When the number of bifidobacteria decreases, diarrhea, constipation, allergic reactions, and deterioration of immunity occur.

Stool analysis in children

The results of stool analysis for dysbacteriosis in children are somewhat different than in adults. This is due, first of all, to the gradual colonization of the intestines by microorganisms.

After birth, the child feeds on mother's milk, which promotes the development of normal microflora.

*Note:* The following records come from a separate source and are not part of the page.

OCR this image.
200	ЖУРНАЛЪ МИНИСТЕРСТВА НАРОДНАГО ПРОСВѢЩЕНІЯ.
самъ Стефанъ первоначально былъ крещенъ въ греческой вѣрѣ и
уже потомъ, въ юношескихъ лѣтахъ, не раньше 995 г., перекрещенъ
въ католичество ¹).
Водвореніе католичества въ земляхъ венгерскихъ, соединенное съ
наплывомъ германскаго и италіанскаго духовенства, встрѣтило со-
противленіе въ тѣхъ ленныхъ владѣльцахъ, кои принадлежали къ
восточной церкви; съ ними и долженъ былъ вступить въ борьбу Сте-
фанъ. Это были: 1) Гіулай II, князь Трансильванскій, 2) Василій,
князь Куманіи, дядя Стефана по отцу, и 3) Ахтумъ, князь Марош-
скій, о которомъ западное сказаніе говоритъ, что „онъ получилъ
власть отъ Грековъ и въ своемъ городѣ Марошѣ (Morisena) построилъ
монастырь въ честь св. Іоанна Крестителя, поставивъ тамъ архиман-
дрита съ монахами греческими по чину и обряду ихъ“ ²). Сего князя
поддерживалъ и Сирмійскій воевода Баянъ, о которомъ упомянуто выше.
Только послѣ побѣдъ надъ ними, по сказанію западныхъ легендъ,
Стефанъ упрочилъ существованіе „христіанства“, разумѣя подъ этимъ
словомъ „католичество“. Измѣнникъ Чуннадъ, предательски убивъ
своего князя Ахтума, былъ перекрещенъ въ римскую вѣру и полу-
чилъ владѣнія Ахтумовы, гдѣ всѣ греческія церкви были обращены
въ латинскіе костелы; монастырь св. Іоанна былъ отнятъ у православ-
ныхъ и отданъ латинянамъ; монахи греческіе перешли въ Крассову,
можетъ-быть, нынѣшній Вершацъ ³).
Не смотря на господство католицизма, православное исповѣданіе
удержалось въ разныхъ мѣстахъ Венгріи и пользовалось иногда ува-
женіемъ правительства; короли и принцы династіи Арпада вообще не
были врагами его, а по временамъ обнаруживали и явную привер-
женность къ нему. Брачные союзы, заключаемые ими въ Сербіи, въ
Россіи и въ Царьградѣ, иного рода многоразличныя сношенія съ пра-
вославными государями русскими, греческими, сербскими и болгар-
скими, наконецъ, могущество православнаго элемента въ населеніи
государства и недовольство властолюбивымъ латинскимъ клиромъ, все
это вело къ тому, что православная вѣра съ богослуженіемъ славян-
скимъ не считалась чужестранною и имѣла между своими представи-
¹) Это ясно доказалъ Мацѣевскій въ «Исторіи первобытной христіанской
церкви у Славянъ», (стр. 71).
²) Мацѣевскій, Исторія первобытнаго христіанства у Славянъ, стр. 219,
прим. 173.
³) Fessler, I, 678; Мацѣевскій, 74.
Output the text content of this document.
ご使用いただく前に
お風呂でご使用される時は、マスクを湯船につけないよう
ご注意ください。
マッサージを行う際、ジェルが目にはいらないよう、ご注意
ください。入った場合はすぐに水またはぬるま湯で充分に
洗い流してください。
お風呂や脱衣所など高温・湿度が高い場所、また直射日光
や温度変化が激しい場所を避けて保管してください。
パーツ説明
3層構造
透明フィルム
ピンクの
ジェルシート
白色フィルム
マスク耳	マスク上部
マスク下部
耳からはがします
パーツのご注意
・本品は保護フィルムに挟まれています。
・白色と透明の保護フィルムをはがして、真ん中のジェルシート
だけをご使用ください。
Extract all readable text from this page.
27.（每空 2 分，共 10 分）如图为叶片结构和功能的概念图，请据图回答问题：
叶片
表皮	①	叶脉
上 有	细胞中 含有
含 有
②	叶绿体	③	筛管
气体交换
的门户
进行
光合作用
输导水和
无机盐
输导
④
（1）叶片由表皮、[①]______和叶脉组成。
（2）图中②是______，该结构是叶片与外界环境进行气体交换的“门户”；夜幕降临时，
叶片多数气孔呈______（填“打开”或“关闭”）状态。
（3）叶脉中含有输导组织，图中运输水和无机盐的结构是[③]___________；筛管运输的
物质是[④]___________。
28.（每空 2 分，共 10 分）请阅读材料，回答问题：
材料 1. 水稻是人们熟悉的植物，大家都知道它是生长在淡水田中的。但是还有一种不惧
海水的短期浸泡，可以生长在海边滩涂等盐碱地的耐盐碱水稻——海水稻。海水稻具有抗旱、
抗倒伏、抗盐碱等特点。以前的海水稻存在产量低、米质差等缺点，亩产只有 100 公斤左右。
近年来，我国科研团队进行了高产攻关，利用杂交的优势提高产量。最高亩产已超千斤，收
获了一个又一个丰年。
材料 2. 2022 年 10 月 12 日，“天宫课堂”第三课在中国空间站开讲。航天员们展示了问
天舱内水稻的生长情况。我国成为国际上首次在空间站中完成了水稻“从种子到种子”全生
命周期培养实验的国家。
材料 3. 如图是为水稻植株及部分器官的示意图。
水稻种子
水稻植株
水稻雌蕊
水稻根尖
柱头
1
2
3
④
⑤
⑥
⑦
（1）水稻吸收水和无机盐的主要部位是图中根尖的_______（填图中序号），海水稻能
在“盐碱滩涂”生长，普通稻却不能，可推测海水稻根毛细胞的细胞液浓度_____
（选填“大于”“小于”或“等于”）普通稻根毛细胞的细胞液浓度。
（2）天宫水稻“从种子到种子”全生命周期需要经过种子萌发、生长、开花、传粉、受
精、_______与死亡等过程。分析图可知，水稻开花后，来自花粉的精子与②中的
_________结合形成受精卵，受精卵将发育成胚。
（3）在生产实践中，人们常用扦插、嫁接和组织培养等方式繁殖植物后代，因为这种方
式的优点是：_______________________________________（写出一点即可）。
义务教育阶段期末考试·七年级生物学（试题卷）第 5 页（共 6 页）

But in hospitals, infection with Staphylococcus aureus often occurs.

And if the mother does not have antibodies to this microorganism, then the baby will develop dysbacteriosis.

In addition, some beneficial strains appear only within 1 year, such as bacteroides. Sometimes fungi of the genus Candida develop excessively in the child’s intestines, which provoke the corresponding disease - candidiasis.

The most common cause of dysbiosis in children is an early transition to artificial feeding. After all, the baby needs mother's milk in the first year of life.

Treatment of enterobacter infections

Due to the fact that enterobacteriaceae cause disease only in weakened patients, it is first of all necessary to increase immunity, avoid unfavorable factors, and treat the underlying pathology. In addition, increased levels of Enterobacter cloacae may occur with long-term use of antibiotics. In this case, it is necessary to discontinue therapy. If this is not possible, it is recommended to use drugs that protect against intestinal dysbiosis. These include preparations containing lacto- and bifidobacteria. Also, do not forget about symptomatic therapy.